Preoperative markings are crucial to getting the desired cosmetic outcome from the flaps, according to Dr. Sozer. He marks patients preoperatively in standing and decubitus positions. Dr. Sozer has the patient abduct the thigh while in a decubitus position to assess lateral mobility; then, he evaluates incision symmetry while the patient is standing. He marks an ovoid dermal fat flap from in the medial half of the regularly excised supragluteal tissue and individualizes the size of the flap according to each patient's contour.

He performs liposuction where necessary, then positions the patient for resection.

Dr. Sozer places the patient on a beanbag in the supine position; later, turning the patient to the left lateral decubitus position to ensure that the waist and knees are bent. He abducts the thigh, rests the knee on a Mayo stand with a pillow and places an axillary roll.

"The beanbag is then hardened and the patient is prepared once again and draped. We de-epithelialize the flap after making the circumferential incision," he says.

Dr. Sozer designed this flap in such a way that he dissects the flap to the fascia obliquely, undermining the superior and inferior border.

"Think about it as a cylinder: the top of the cylinder is cranial; the bottom is caudal," he says.
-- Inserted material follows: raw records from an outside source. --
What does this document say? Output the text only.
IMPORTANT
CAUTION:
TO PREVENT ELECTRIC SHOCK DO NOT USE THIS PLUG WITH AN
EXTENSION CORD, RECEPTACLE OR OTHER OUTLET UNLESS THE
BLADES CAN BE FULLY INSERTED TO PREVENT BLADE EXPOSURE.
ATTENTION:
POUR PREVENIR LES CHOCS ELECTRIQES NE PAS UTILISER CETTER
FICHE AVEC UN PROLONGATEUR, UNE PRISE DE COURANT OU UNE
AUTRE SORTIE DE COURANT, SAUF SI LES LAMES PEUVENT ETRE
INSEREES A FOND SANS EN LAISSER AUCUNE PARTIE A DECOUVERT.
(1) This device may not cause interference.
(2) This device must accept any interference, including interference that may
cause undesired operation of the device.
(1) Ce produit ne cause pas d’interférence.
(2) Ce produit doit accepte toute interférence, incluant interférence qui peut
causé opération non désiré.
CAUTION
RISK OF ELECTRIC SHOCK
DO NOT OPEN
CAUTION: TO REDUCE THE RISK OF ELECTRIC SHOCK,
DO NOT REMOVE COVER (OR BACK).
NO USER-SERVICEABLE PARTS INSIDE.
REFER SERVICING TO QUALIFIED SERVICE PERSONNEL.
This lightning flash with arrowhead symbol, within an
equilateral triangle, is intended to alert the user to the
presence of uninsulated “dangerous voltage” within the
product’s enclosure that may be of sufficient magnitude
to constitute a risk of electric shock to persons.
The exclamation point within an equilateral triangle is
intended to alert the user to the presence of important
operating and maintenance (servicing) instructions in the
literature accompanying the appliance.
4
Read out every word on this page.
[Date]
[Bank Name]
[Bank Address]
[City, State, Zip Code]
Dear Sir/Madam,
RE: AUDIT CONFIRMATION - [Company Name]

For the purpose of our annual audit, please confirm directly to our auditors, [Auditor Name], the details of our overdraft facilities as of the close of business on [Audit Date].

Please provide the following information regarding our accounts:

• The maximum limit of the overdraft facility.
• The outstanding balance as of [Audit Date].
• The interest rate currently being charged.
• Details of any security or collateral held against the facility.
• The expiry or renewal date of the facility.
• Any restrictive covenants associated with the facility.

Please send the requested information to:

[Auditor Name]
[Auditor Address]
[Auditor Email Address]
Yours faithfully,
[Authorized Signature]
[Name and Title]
The next step involves dissecting the flap to the fascia, obliquely, undermining the superior and inferior border. By retrieving the base of the flap more inferiorly than from the surface, Dr. Sozer allows for greater inferior mobility and a longer, more mobile dermal flap.

He then creates a pocket in which he inserts the flap. Dr. Sozer undermines the buttock above the fascia and extends that sufficiently to reach the inferior gluteal crease, which allows for better movement of the buttock tissue over the flap. He rotates the flap caudally 180 degrees into the pocket and anchors it to the fascia with sutures.